Good educational practice cuts a channel for the free flow of ideas, life, and transformation through the muck of cynicism, indifference, and greed. As higher education programs increasingly leverage online and digital technologies, higher education leadership faces the challenge of meeting its promise of quality education.

Numerous studies have demonstrated the importance of cognitive, teacher and social presence in digital learning outcomes (see Garrison 2017). However, as the ed-tech market expands and offers an ever-growing array of tools, there may be a temptation to abdicate teacher presence with tools such as Turnitin rather than comprehensive discussions with students on principles of academic integrity or to use computerized teaching assistants to address the load of answering unsuspecting students’ inquiries (see Gose 2016). There may be a temptation to dispense with the social presence necessary to good learning outcomes in favor of teaching machines that promise personalized learning. While such temptations value innovative tools that ease the work and expense of teaching, they often overlook the students’ development gained through learning facilitated by the educator’s skillful wielding of just the right tool.
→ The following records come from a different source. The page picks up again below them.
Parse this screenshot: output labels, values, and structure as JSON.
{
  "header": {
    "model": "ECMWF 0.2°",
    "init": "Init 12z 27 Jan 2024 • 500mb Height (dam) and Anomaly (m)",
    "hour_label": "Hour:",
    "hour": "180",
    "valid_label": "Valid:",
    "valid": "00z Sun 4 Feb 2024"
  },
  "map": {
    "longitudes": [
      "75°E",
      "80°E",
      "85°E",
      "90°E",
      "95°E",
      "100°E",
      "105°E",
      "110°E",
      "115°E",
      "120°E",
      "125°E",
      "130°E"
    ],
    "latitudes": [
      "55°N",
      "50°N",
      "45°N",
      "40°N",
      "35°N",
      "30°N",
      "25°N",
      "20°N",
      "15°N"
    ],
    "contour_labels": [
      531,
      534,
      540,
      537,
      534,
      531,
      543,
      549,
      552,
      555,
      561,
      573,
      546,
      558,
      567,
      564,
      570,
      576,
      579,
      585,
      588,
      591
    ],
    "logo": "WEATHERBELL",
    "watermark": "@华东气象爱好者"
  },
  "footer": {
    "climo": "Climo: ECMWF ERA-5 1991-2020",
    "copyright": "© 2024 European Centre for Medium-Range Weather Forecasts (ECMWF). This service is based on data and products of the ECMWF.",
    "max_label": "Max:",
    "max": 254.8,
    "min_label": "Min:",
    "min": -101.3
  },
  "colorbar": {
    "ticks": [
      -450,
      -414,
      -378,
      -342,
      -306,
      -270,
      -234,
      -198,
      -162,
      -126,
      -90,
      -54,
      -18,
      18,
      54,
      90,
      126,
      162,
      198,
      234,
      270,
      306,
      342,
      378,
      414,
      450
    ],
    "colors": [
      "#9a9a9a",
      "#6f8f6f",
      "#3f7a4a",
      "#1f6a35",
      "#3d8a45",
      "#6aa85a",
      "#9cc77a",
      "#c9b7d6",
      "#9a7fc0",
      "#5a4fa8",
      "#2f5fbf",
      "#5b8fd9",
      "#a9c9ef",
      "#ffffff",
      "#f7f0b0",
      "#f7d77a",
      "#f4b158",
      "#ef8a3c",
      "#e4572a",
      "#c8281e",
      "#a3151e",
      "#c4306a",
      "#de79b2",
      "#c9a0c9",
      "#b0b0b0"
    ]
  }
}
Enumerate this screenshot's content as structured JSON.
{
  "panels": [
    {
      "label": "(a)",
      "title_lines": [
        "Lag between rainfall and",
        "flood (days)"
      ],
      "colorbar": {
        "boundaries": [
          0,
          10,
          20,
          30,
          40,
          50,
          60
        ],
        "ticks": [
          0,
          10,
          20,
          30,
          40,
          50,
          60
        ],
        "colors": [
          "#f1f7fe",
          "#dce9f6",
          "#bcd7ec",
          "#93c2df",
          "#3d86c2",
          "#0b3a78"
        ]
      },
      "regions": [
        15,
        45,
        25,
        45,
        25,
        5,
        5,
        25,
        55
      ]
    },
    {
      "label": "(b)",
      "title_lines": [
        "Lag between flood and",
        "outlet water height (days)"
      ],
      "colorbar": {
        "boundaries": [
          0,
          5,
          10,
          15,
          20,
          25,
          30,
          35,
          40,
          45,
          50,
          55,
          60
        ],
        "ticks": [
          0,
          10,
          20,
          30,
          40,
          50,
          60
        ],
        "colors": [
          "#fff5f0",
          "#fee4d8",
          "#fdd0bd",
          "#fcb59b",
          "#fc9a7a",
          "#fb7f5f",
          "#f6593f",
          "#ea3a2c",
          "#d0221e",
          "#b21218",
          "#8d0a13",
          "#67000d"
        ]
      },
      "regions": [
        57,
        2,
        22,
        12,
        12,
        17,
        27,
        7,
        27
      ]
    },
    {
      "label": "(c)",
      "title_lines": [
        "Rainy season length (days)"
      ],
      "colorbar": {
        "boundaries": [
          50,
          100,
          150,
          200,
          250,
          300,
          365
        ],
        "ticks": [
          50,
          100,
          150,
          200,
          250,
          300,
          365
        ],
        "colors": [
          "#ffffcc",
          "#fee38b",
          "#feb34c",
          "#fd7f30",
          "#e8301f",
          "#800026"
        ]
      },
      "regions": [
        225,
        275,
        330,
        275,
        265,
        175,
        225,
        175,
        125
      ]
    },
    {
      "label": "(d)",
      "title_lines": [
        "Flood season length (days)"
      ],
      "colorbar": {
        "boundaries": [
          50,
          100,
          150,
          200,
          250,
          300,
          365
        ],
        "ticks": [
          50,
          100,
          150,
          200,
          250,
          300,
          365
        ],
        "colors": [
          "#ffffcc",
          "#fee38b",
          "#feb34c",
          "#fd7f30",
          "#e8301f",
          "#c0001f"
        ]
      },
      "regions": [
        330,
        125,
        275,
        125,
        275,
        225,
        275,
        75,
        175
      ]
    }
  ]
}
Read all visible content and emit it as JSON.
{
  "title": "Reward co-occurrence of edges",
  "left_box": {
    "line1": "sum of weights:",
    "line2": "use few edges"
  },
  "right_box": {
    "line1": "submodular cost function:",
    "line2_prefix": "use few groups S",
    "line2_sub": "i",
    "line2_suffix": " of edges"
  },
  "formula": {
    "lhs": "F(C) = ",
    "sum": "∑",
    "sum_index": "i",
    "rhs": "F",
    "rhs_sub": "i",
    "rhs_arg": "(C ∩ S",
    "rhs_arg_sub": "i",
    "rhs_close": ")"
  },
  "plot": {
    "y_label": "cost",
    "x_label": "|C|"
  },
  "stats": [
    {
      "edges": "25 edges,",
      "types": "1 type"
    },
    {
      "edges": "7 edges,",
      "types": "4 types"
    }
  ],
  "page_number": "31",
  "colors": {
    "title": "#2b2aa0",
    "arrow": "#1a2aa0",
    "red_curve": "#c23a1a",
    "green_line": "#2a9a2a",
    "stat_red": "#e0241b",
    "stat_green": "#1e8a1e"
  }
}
The U.S. Department of Education has proposed significant changes in the regulation of higher education that undercut current guidelines for accreditation, the credit hour standard, and online education (Education Department 2018). While it is worth revisiting the definition of “regular and substantive interaction” (Education Department 2018) in the developing medium of online education, credit hours and accreditor standards provide structure and some measure of confidence that higher education will keep its promise of a quality education despite financial pressures and corporate incentives for early adopters of new technologies.

To address the challenge of maintaining the quality of higher education as the content delivery and learning channels evolve:

  • Promote pedagogies that emphasize teacher and social presence in online and other digital education media,
  • Work to redefine what regular and substantive interaction is in digital learning environments,
  • Lobby for maintaining standards and measures that warrantee educational excellence while supporting innovation grounded in educational research and teaching practice rather than in corporate interests.

Innovation in education can focus on transforming our teaching practice so that we use our tools mindfully and creatively to redeem our promise of a quality education.

References

Education Department. (2018, July 31). Negotiated Rulemaking Committee; Public Hearings. Federal Register. Retrieved from https://www.federalregister.gov/documents/2018/07/31/2018-15929/negotiated-rulemaking-committee-public-hearings

Garrison, D. R. (2017). E-Learning in the 21st Century: A Community of Inquiry Framework for Research and Practice (3rd Edition). London: Routledge/Taylor and Francis.